Uma suave garoa caia sobre o imóvel observador que, do alto do prédio, imaginava o poente que as nuvens tornavam invisível.
A água era muito bem-vinda, sobretudo em um fim de tarde quente como aquele.
O prédio tinha uma área comum ali onde seria a cobertura, mas era pouco utilizada, dada a faixa etária avançada da maioria dos moradores e a ausência de elevadores. Não era dos mais altos, mas estava posicionado no alto de um aclive, assim, ao menos para o Oeste, oferecia uma vista privilegiada.
As nuvens não eram pesadas, assim, dispersavam a luz do sol com tanta força que não seria difícil inferir que havia mais claridade que em um dia sem nuvens. Estava bonito de ver: toda aquela luz passeando pelo mundo, ao mesmo tempo que a garoa removia nitidez do que estava mais distante. Se não fosse um quadro, deveria ser um sonho.
"Que dia insuportável!", pensou Camila, enquanto caminhava até a janela de seu apartamento. O dia foi demasiadamente quente, destes que nos faz desejar o mar, mas era dia útil e ela trabalhou em casa, conforme o cronograma que dividia sua equipe.

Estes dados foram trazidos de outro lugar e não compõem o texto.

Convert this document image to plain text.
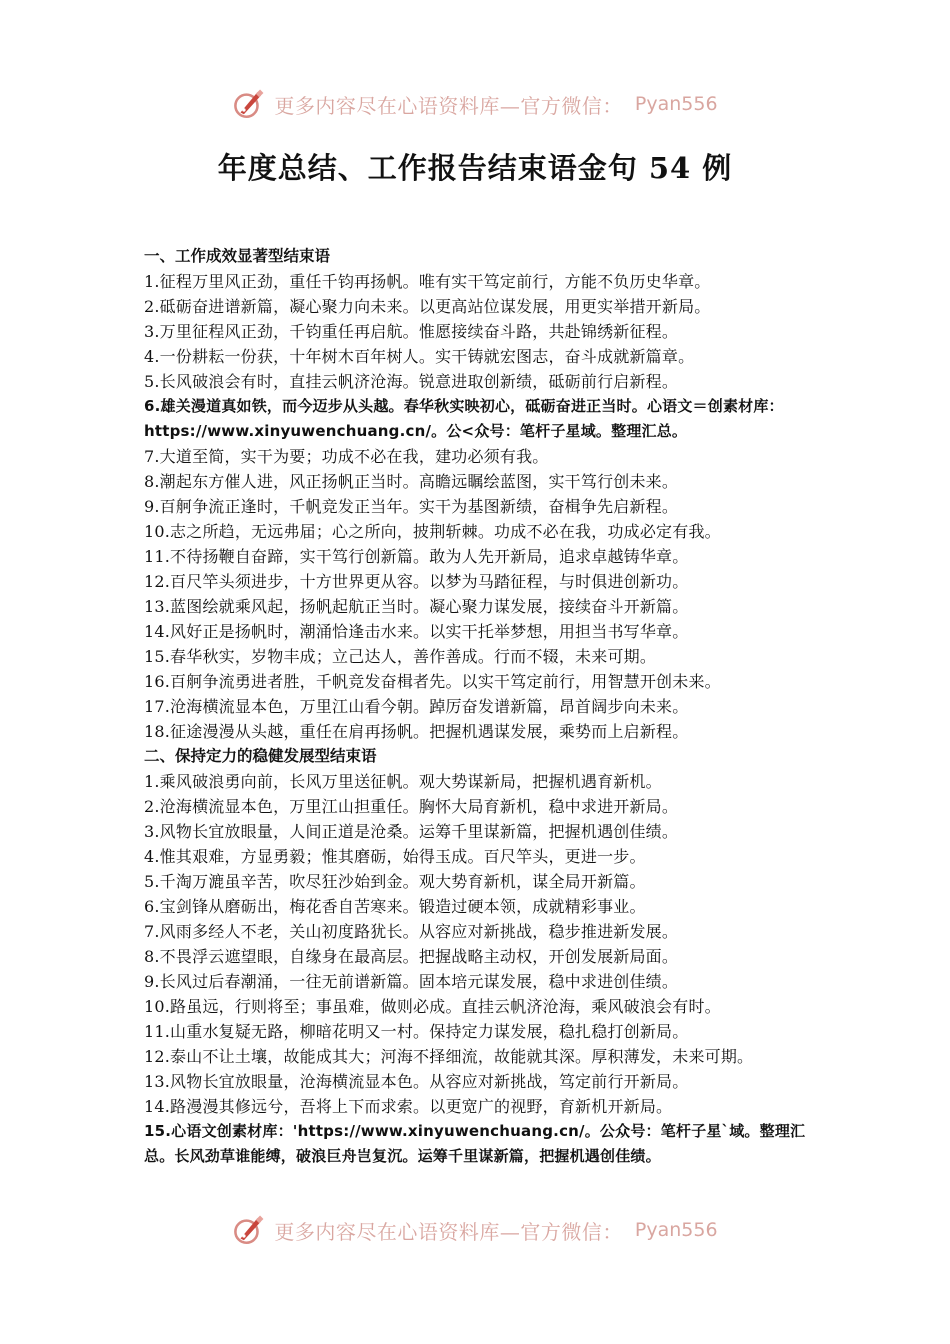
更多内容尽在心语资料库—官方微信： Pyan556
年度总结、工作报告结束语金句 54 例
一、工作成效显著型结束语
1.征程万里风正劲，重任千钧再扬帆。唯有实干笃定前行，方能不负历史华章。
2.砥砺奋进谱新篇，凝心聚力向未来。以更高站位谋发展，用更实举措开新局。
3.万里征程风正劲，千钧重任再启航。惟愿接续奋斗路，共赴锦绣新征程。
4.一份耕耘一份获，十年树木百年树人。实干铸就宏图志，奋斗成就新篇章。
5.长风破浪会有时，直挂云帆济沧海。锐意进取创新绩，砥砺前行启新程。
6.雄关漫道真如铁，而今迈步从头越。春华秋实映初心，砥砺奋进正当时。心语文＝创素材库：https://www.xinyuwenchuang.cn/。公<众号：笔杆子星域。整理汇总。
7.大道至简，实干为要；功成不必在我，建功必须有我。
8.潮起东方催人进，风正扬帆正当时。高瞻远瞩绘蓝图，实干笃行创未来。
9.百舸争流正逢时，千帆竞发正当年。实干为基图新绩，奋楫争先启新程。
10.志之所趋，无远弗届；心之所向，披荆斩棘。功成不必在我，功成必定有我。
11.不待扬鞭自奋蹄，实干笃行创新篇。敢为人先开新局，追求卓越铸华章。
12.百尺竿头须进步，十方世界更从容。以梦为马踏征程，与时俱进创新功。
13.蓝图绘就乘风起，扬帆起航正当时。凝心聚力谋发展，接续奋斗开新篇。
14.风好正是扬帆时，潮涌恰逢击水来。以实干托举梦想，用担当书写华章。
15.春华秋实，岁物丰成；立己达人，善作善成。行而不辍，未来可期。
16.百舸争流勇进者胜，千帆竞发奋楫者先。以实干笃定前行，用智慧开创未来。
17.沧海横流显本色，万里江山看今朝。踔厉奋发谱新篇，昂首阔步向未来。
18.征途漫漫从头越，重任在肩再扬帆。把握机遇谋发展，乘势而上启新程。
二、保持定力的稳健发展型结束语
1.乘风破浪勇向前，长风万里送征帆。观大势谋新局，把握机遇育新机。
2.沧海横流显本色，万里江山担重任。胸怀大局育新机，稳中求进开新局。
3.风物长宜放眼量，人间正道是沧桑。运筹千里谋新篇，把握机遇创佳绩。
4.惟其艰难，方显勇毅；惟其磨砺，始得玉成。百尺竿头，更进一步。
5.千淘万漉虽辛苦，吹尽狂沙始到金。观大势育新机，谋全局开新篇。
6.宝剑锋从磨砺出，梅花香自苦寒来。锻造过硬本领，成就精彩事业。
7.风雨多经人不老，关山初度路犹长。从容应对新挑战，稳步推进新发展。
8.不畏浮云遮望眼，自缘身在最高层。把握战略主动权，开创发展新局面。
9.长风过后春潮涌，一往无前谱新篇。固本培元谋发展，稳中求进创佳绩。
10.路虽远，行则将至；事虽难，做则必成。直挂云帆济沧海，乘风破浪会有时。
11.山重水复疑无路，柳暗花明又一村。保持定力谋发展，稳扎稳打创新局。
12.泰山不让土壤，故能成其大；河海不择细流，故能就其深。厚积薄发，未来可期。
13.风物长宜放眼量，沧海横流显本色。从容应对新挑战，笃定前行开新局。
14.路漫漫其修远兮，吾将上下而求索。以更宽广的视野，育新机开新局。
15.心语文创素材库：'https://www.xinyuwenchuang.cn/。公众号：笔杆子星`域。整理汇总。长风劲草谁能缚，破浪巨舟岂复沉。运筹千里谋新篇，把握机遇创佳绩。
更多内容尽在心语资料库—官方微信： Pyan556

"No escritório eu pelo menos teria o ar-condicionado!". Seu ventilador não foi suficiente contra a onda de calor daquela semana. Na janela, em busca de alguma brisa, os olhos, fixados em uma tela por quase oito horas, demoraram para aceitar a claridade. "Que luz insuportável!", teriam dito, se falassem.
Quando o mundo ficou visível a janela, que dava para norte, lhe apresentou o pequeno prédio que lhe era adjacente, cercado de altas torres por quase todos os lados. Uma figura debruçada no parapeito de um playground improvisado e negligenciado olhava sei lá o que. Camila se esticou para alcançar a visão do oeste, mas não havia pôr do Sol. Debruçou-se eu seu próprio parapeito e observou o observador, ambos imóveis.
Uma súbita mudança na direção do vento, decidido a desbravar o Sul, lançou a garoa no rosto da moça. Aquilo pareceu suportável, então, ela continuou imóvel. "O que ele está vendo? Em que está pensando?".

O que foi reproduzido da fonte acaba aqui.